📝 エピソード概要
おもちゃクリエイターの高橋晋平さんを迎え、「社会を幸せにするゲーム」について深掘りする第2回。現代社会において、仕事やSNSが「終わりのないゲーム」と化し、人々を疲弊させている現状を分析します。一方で、個人的な「妄想」や「独自の型」をルール化する遊びの重要性が語られ、閉塞感のある社会で自分らしく生きるためのヒントが提示されます。
🎯 主要なトピック
- 組織という「意図しないゲーム」: 会社での出世競争など、本来の目的から離れてルールに絡め取られてしまう社会の構造について議論しました。
- ゲームの規模としんどさの関係: 規模が大きくなるほど「参加せざるを得ない」強制力が働き、純粋な喜びが失われやすくなる側面を考察しました。
- 「マジックサークル」の消失: 本来は非日常的で一時的なはずのゲームが、スマホやSNSの普及により日常を侵食し、終わりのない苦しみを生んでいる現状を指摘しました。
- 遊びの中から生まれる「独自の型」: 既存のルールに従うのではなく、日常の振る舞いの中に自分なりの「型」や「ずらし」を取り入れる遊びの楽しさを共有しました。
- 高橋氏の「妄想ゲーム」と「ボツの価値」: いじめや仕事の辛さを乗り越えた「ガードレール切り妄想」や、あえて質の高いボツネタを量産する独自の仕事術が紹介されました。
💡 キーポイント
- 微分で楽しく、積分でつらい: 瞬間的には楽しくても(ショート動画の視聴など)、長時間続けると人生の重荷になる現代的ゲームの危うさを表現した言葉です。

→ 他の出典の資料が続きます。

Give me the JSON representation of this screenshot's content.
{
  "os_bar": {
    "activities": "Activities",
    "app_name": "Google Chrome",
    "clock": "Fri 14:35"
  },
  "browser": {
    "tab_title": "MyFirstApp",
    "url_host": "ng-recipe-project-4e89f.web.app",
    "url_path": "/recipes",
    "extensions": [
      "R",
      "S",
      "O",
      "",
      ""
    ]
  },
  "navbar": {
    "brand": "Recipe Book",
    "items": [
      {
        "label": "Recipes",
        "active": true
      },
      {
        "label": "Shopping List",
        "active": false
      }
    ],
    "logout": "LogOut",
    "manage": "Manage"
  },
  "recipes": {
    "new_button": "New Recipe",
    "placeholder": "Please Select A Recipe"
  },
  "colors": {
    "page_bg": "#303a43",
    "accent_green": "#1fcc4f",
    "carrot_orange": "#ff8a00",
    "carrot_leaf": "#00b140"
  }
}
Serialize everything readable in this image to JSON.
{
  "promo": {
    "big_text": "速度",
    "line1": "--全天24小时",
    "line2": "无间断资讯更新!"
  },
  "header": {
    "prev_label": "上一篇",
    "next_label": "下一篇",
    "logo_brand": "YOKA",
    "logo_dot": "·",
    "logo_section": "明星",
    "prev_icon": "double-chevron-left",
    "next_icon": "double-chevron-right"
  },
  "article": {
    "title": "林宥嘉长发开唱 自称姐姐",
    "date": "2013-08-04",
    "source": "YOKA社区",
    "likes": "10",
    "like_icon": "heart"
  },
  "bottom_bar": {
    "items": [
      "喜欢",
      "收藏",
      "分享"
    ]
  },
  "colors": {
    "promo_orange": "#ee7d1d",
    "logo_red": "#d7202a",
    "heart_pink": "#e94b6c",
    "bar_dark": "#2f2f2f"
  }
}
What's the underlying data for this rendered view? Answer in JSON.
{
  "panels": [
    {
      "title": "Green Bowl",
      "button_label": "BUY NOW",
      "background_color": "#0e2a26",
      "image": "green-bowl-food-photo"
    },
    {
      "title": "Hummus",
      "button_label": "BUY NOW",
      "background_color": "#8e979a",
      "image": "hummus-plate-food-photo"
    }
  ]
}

- マジックサークル(魔法の輪): オランダの歴史家ホイジンガが提唱した概念。日常から隔離された「遊びの場」を指しますが、現代はこの境界が曖昧になっています。
- 自分にフィットした「妄想ゲーム」: 社会が用意したゲームに乗るのではなく、自分だけの勝手な目標やルール(妄想)を持つことが、精神的な救いや原動力になります。
- いいボツり方には価値がある: 単なる失敗ではなく、本気で考えた企画が否定されることで、周囲にインパクトを与え、後のヒット(無限プチプチ等)に繋がるという逆転の発想です。